Why the Sample Variance Divides by n − 1

 

Population variance (with population mean (\mu))

\[\sigma^2 = \frac{(X_1-\mu)^2 + \cdots + (X_N-\mu)^2}{N} = \frac{1}{N}\sum_{i=1}^{N}(X_i-\mu)^2\]

Sample variance (with sample mean (\bar X))

\[S^2 = \frac{(X_1-\bar X)^2 + (X_2-\bar X)^2 + \cdots + (X_n-\bar X)^2}{\,n-1\,} = \frac{1}{n-1}\sum_{i=1}^{n} (X_i-\bar X)^2\]

Why do we divide the sum of (n) squared deviations by (n-1) instead of (n)?


Parameters and sample statistics (estimation map)

\[\begin{aligned} \text{Population mean: } &\ \mu \;\; \xleftarrow{\ \text{estimated by}\ }\;\; \text{Sample mean: }\ \bar X \\[6pt] \text{Population variance: } &\ \sigma^{2} \;\; \xleftarrow{\ \text{estimated by}\ }\;\; \text{Sample variance: }\ S^{2} \\[6pt] \text{Population std. deviation: } &\ \sigma \;\; \xleftarrow{\ \text{estimated by}\ }\;\; \text{Sample std. deviation: }\ S \end{aligned}\]

Expectation (unbiasedness) relationships

\[\mathbb{E}(\bar X)=\mu, \qquad \mathbb{E}(S^{2})=\sigma^{2}.\]

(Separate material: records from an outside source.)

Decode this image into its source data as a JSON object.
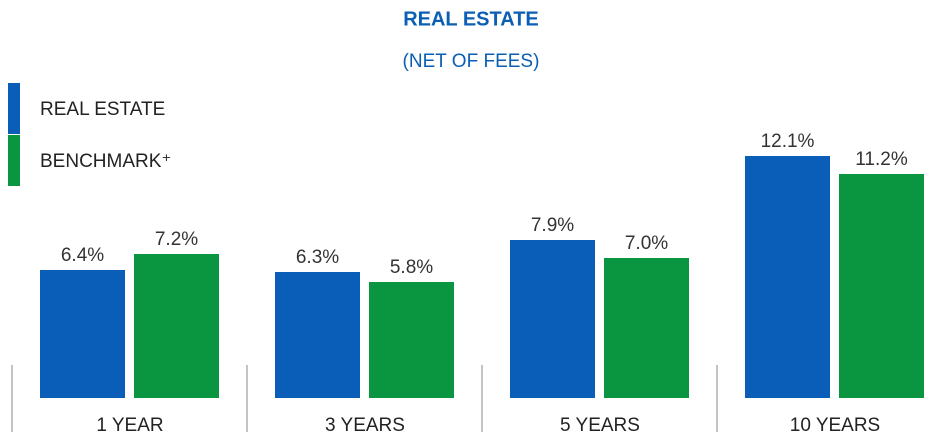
{
  "chart_data": {
    "type": "bar",
    "title": "REAL ESTATE",
    "subtitle": "(NET OF FEES)",
    "categories": [
      "1 YEAR",
      "3 YEARS",
      "5 YEARS",
      "10 YEARS"
    ],
    "series": [
      {
        "name": "REAL ESTATE",
        "color": "#0a5eb8",
        "values": [
          6.4,
          6.3,
          7.9,
          12.1
        ],
        "value_labels": [
          "6.4%",
          "6.3%",
          "7.9%",
          "12.1%"
        ]
      },
      {
        "name": "BENCHMARK⁺",
        "color": "#0a9640",
        "values": [
          7.2,
          5.8,
          7.0,
          11.2
        ],
        "value_labels": [
          "7.2%",
          "5.8%",
          "7.0%",
          "11.2%"
        ]
      }
    ],
    "legend": "top-left"
  }
}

So, on average, the sample mean and the Bessel–corrected sample variance match the true mean and variance.


Motivation

The population is usually too large to compute (\mu,\sigma^2,\sigma) directly.
Instead, we draw a random sample of size (n), compute (\bar X, S^2, S), and expect these sample statistics to capture the main features of the population.


Population mean and variance

\[\begin{aligned} \mu &= \frac{X_1 + X_2 + \cdots + X_N}{N} = \frac{1}{N}\sum_{i=1}^{N} X_i, \\[6pt] \sigma^{2} &= \frac{(X_1-\mu)^2 + (X_2-\mu)^2 + \cdots + (X_N-\mu)^2}{N} = \frac{1}{N}\sum_{i=1}^{N}(X_i-\mu)^2. \end{aligned}\]

Sample mean and (Bessel-corrected) sample variance

\[\begin{aligned} \bar X &= \frac{X_1 + X_2 + \cdots + X_n}{n} = \frac{1}{n}\sum_{i=1}^{n} X_i, \\[6pt] S^{2} &= \frac{(X_1-\bar X)^{2} + (X_2-\bar X)^{2} + \cdots + (X_n-\bar X)^{2}}{\,n-1\,} = \frac{1}{n-1}\sum_{i=1}^{n}(X_i-\bar X)^{2}. \end{aligned}\]

Why do we divide by (n-1)? (intuition)

  1. We first estimate (\mu) using the same data: (\bar X).
    This makes the observations appear slightly closer to the center than they really are, so their spread around (\bar X) is systematically too small.

  2. Therefore, [ \frac{1}{n}\sum_{i=1}^{n}(X_i-\bar X)^2 ] underestimates the true variance on average; it is a biased estimator.

  3. Dividing by a smaller number, (n-1), inflates the value just enough so that (\mathbb{E}(S^2)=\sigma^2).
    This correction is called Bessel’s correction and makes (S^2) an unbiased estimator of the population variance.


Sketch: unbiasedness of (S^2)

Assume (X_1,\dots,X_n) are i.i.d. with mean (\mu) and variance (\sigma^2).

One can show that

\[\sum_{i=1}^{n}(X_i-\bar X)^2 = \sum_{i=1}^{n}(X_i-\mu)^2 - n(\bar X-\mu)^2.\]

Taking expectations on both sides and using (\mathbb{E}(X_i-\mu)^2 = \sigma^2) and (\mathbb{E}(\bar X-\mu)^2 = \sigma^2/n), we get

\[\begin{aligned} \mathbb{E}\!\left[\sum_{i=1}^{n}(X_i-\bar X)^2\right] &= n\sigma^2 - n\cdot\frac{\sigma^2}{n} \\ &= (n-1)\sigma^2. \end{aligned}\]

Therefore,

\[\mathbb{E}(S^2) = \mathbb{E}\!\left[\frac{1}{n-1} \sum_{i=1}^{n}(X_i-\bar X)^2\right] = \sigma^2.\]

So dividing by (n-1) instead of (n) makes (S^2) an unbiased estimator of the true variance.